Focus Stacking is a method of combining a large number of narrow depth-of-field images to give a single image with a large depth-of-field. It is commonly used for close-up macro photos, since these type of photos will typically have a very narrow depth-of-field.
Specialized software is required to stack the original images.
An example is shown below with the photos of the 4.7 Meg ohm resistors. The first photo shows 4 out of a total 66 photos that were taken. After a photo is taken, the focus point is moved slightly before taking the next photo. The first of the four shows the dark blue ring is in focus, while the final of the four shows the brown ring is in focus. After processing all 66 images, a single image is obtained that has an equivalent depth-of-field of the entire subject being photographed.
There are two ways to change the focus distance between each photo. The first way is to simply rotate the focus ring on the lens slightly, and the second way is to move the camera slightly (either forward or backward). In both methods, the subject is kept stationary. These methods are each discussed below.
1. Rotate the Focus ring on the camera.
This is the easiest method, since it can be done without any extra equipment. It can either be done manually, or with specialized camera control software to do this automatically. One advantage of using camera control software to change the focus is that you don't have to touch either the camera or the subject, so everything is rock solid and all the photos should be perfectly aligned.
2. Move the camera.
Apparently this is the best method, since the input images are better matched for the focus stacking processing.
I first tried using a Manfrotto 454 Micrometric Positioning Slider, however, this wasn't too successful. The problem with this device, is that it isn't a precision device and there was too much slop in the mechanism meaning that every successive photo had a slightly different orientation than the previous photo.
Later I purchased a Proxxon KT-70 mico-compound table and this gave way better results. The Proxxon table is used for drilling precision holes with an electric drill, so is not designed to be used as photographic equipment, but it does the job. I bolted to KT-70 to a block of wood, then just sat the camera on top of the KT-70 table. Although it may be better to solidly attach the camera to the table, it seems to work good enough just sitting it on top. Originally, I had made a mounting device using several L-brackets so the camera was <apparently> solidly attached, however, it was easy to induce micro-vibrations of the camera which would take 5 to 10 secs to settle down. With the camera sitting directly on the table, micro-vibrations were not an issue. On the second photo below, note the 2 kgm counterweight from my telescope sitting on the wood base to help stabilize everything.
Each rotation of the wheel on the KT-70 table moves the camera by 1.0 mm. In the resistor photos shown above, the table was move 1/4 turn or 0.25 mm between each photo.
Some suggestions for best results.
- Switch to manual focus and manual exposure.
- Select an aperture that gives the best quality results for the lens being used. This would typically be about mid-range, but perhaps select a slightly wider aperture if the resulting shutter speeds are too slow. The depth-of field of the individual photos should be similar to the distance the camera is moved after each shot.
- Consider using a slightly higher ISO than you might otherwise would, to allow higher shutter speeds.

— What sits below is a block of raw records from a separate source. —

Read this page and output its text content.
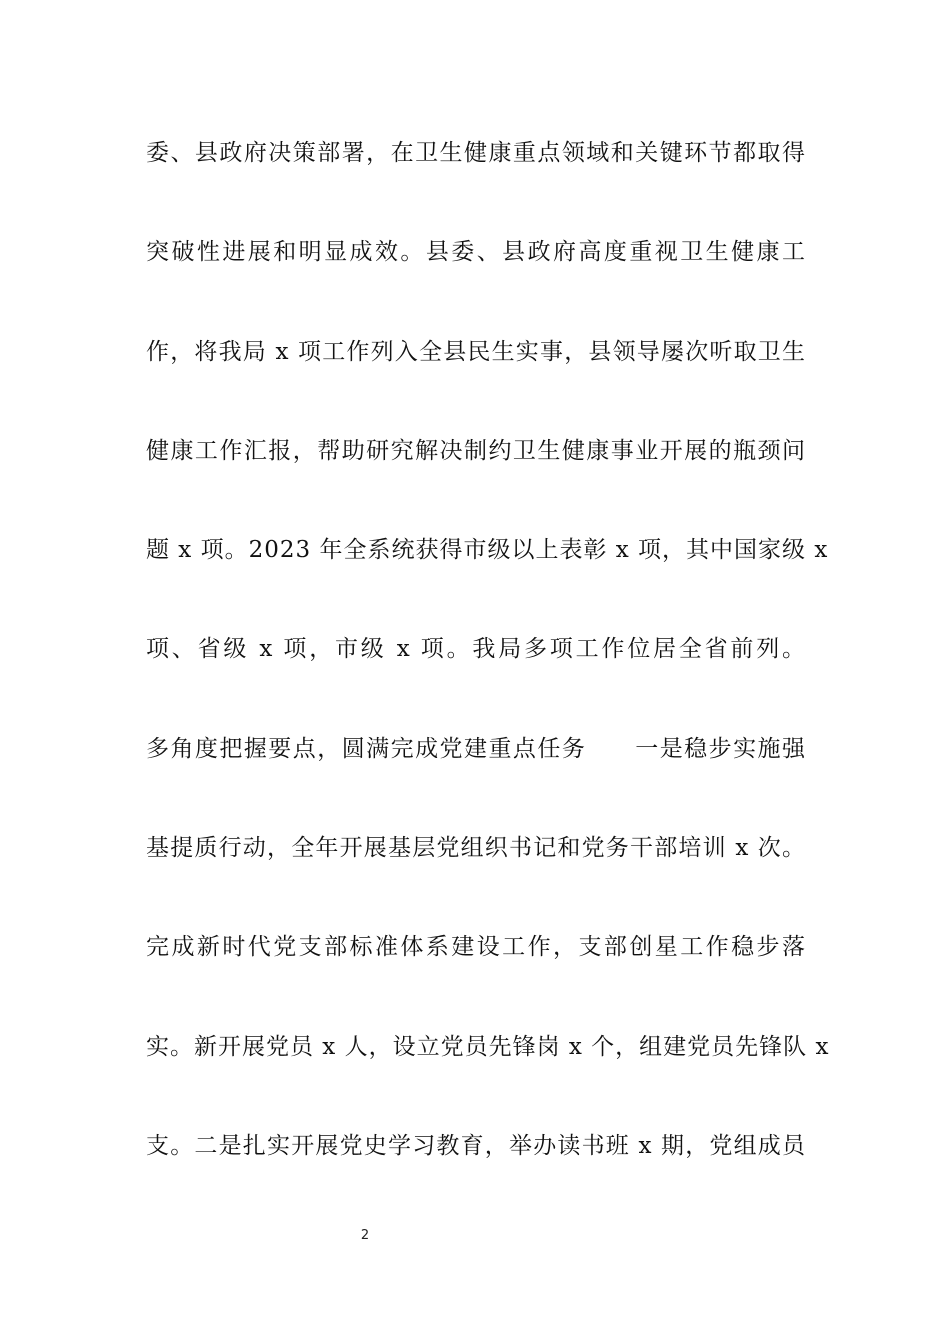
委、县政府决策部署，在卫生健康重点领域和关键环节都取得
突破性进展和明显成效。县委、县政府高度重视卫生健康工
作，将我局 x 项工作列入全县民生实事，县领导屡次听取卫生
健康工作汇报，帮助研究解决制约卫生健康事业开展的瓶颈问
题 x 项。2023 年全系统获得市级以上表彰 x 项，其中国家级 x
项、省级 x 项，市级 x 项。我局多项工作位居全省前列。
多角度把握要点，圆满完成党建重点任务　　一是稳步实施强
基提质行动，全年开展基层党组织书记和党务干部培训 x 次。
完成新时代党支部标准体系建设工作，支部创星工作稳步落
实。新开展党员 x 人，设立党员先锋岗 x 个，组建党员先锋队 x
支。二是扎实开展党史学习教育，举办读书班 x 期，党组成员
2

A slightly grainier photo is better than a blurred photo from camera shake. If the photos are in RAW format, then graininess can be reduced with raw-photo processing.
- Lock the mirror up. The Nikon D800 does not have this feature, but it can be set to raise the mirror 3 secs before the photo is taken which achieves the same result.
- Use a shutter cable release. Once a photo sequence has started, it's best not to touch the camera again.
Focus Stacking Processing Software
A google search on the topic should reveal several options. When I first looked into this several years ago, I tried all the ones I found, but ultimately settled on Zerene Stacker. I cant remember all the pros and cons, but I guess that Zerene Stacker must have given the best results. Zerene Stacker does some alignment prior to stacking so is able to compensate for small amounts of camera movement between shots.